İspanya’dan sonra New York Red Bulls formasıyla ABD’de futbolun elçiliğini yapıyordu ancak 2012 senesinde 2 aylığına da olsa Kuzey Londra’ya geri dönecekti. Arsenal forması ile Leeds United ağlarına gönderdiği sert pas ve öncesinde attığı ince çalım Henry için hem kariyerinin en anlamlı ve en güzel golü olacaktı, hem de Emirates’teki seyirciler için unutulmayacak bir anı.

Henry’nin Leeds ağların gönderdiği golden sonraki sevinci.

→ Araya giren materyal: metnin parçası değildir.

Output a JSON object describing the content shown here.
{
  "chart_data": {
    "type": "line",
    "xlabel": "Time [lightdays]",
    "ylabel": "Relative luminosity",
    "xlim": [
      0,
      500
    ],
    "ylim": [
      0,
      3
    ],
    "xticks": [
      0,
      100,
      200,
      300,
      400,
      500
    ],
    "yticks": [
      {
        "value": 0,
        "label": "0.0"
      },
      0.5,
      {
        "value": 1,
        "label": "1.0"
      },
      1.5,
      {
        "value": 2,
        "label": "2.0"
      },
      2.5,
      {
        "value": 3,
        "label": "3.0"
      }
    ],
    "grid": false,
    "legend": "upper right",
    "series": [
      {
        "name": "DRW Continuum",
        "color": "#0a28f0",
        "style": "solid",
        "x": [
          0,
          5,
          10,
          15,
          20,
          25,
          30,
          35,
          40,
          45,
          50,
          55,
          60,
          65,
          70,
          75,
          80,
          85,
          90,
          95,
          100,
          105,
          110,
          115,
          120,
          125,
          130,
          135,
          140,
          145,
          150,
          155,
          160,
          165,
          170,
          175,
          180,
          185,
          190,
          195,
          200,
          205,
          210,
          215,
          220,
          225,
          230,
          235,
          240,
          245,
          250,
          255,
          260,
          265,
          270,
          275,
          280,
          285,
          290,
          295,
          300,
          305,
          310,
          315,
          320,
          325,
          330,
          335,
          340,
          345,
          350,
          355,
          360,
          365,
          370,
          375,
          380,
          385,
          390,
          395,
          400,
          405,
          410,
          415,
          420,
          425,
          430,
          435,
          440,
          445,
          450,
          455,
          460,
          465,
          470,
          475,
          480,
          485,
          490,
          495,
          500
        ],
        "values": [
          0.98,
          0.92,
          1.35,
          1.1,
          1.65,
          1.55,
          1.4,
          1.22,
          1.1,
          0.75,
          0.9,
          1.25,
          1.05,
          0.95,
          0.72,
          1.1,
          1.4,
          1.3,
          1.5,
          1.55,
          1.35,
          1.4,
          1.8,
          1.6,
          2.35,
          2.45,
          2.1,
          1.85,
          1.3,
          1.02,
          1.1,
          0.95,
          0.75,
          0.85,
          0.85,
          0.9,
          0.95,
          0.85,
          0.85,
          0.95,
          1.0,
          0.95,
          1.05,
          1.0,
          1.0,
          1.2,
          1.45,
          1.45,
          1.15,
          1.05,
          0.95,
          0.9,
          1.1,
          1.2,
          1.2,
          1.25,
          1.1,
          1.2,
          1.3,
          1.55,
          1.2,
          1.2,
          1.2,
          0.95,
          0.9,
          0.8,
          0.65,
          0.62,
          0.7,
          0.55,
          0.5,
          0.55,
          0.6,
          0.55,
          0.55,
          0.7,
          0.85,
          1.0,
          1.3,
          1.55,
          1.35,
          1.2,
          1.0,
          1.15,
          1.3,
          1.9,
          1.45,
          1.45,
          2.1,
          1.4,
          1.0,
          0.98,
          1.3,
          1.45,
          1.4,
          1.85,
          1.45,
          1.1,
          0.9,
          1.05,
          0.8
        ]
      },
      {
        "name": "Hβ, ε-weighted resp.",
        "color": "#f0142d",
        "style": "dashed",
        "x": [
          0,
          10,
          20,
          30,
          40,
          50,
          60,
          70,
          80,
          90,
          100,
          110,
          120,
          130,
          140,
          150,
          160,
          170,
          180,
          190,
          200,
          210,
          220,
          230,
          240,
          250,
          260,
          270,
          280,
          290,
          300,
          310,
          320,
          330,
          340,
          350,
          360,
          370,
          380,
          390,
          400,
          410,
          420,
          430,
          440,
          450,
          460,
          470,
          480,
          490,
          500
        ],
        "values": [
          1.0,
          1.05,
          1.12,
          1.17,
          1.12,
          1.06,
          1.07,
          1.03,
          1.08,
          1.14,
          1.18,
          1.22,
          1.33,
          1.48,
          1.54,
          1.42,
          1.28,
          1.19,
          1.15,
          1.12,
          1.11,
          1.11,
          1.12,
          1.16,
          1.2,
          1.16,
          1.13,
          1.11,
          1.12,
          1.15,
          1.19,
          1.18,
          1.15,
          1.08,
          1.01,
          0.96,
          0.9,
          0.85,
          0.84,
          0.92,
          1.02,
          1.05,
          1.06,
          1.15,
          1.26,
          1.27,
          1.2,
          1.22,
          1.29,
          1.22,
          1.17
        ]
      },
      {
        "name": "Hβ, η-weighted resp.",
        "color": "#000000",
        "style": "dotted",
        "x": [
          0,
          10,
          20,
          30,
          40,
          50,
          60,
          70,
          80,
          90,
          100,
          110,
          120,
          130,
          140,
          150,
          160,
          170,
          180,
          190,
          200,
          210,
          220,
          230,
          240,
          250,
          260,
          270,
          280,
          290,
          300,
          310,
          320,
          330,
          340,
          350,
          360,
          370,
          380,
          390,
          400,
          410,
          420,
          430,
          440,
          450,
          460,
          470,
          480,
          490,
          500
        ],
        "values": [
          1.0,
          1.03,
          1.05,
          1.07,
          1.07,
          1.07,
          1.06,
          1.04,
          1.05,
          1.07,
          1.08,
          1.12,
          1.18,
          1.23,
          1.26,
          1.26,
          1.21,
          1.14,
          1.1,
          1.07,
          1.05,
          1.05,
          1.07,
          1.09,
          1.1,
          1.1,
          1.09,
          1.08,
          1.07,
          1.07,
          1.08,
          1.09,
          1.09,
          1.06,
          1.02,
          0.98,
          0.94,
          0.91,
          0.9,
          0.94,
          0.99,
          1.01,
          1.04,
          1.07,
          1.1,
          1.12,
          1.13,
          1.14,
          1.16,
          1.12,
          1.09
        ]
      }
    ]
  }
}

2014 senesinde futbolu bıraktıktan sonra, oyundan asla kopmadı. Oyun hakkında sorgulayıcı yapısı Sky’da yorumculuk yaparken de, Arsenal altyapısında çalışırken de onu hep farklı kıldı. 2018 Dünya Kupası’nda Belçika etkileyici bir oyunla üçüncü olurken, Thierry Henry’de teknik ekip içerisinde başarıdan payını almış ve rehberliği ile Belçika’nın yıldızlarını etkilemişti. Turnuva sonrası verdiği bir röportajda Romelu Lukaku, Henry ile çalıştıktan sonra oyunda ulaşmak istediği seviyeyi Henry klası ile açıklayacaktı. Monaco’da geçen 20 maçlık başarısızlık ve gelen sert eleştiriler Henry’i futboldan geri tutamazdı. Tutmadı da zaten, şu sıralar Montreal’de yeni bir meydan okuma ile saha içinde yarattığı farkı saha kenarından da gösterebileceğini kanıtlamaya çalışıyor.

2018 FIFA Dünya Kupası’nda Belçika Milli Takımı teknik ekibinde.

Thierry Henry derlemelerini izlerken hala aynı hayranlıkla bakıyorum ekrana. Atılması çok zor olan çalımları ve golleri, ayağına top değen herkesin yapabileceği bir hareketmiş gibi sergilemesi bir yana, futbola karşı derin yaklaşımı ve saha dışındaki rehber tavrı onu bir futbolcudan daha fazlası kılıyor. Henry’nin mirasını sadece saha içindeki performansıyla ve kazandığı kupalarla anlatmak, hikayenin büyük kısmını görmezden gelmeye benziyor. Kobe’yi kaybetmek nasıl tüm sporseverlerin kalbinde derin bir yara bıraktıysa, “futbolun Kobe’si”nin kazanmayı hala kovaladığını bilmek yeni başarılara tanıklık edecekler için büyük bir şans.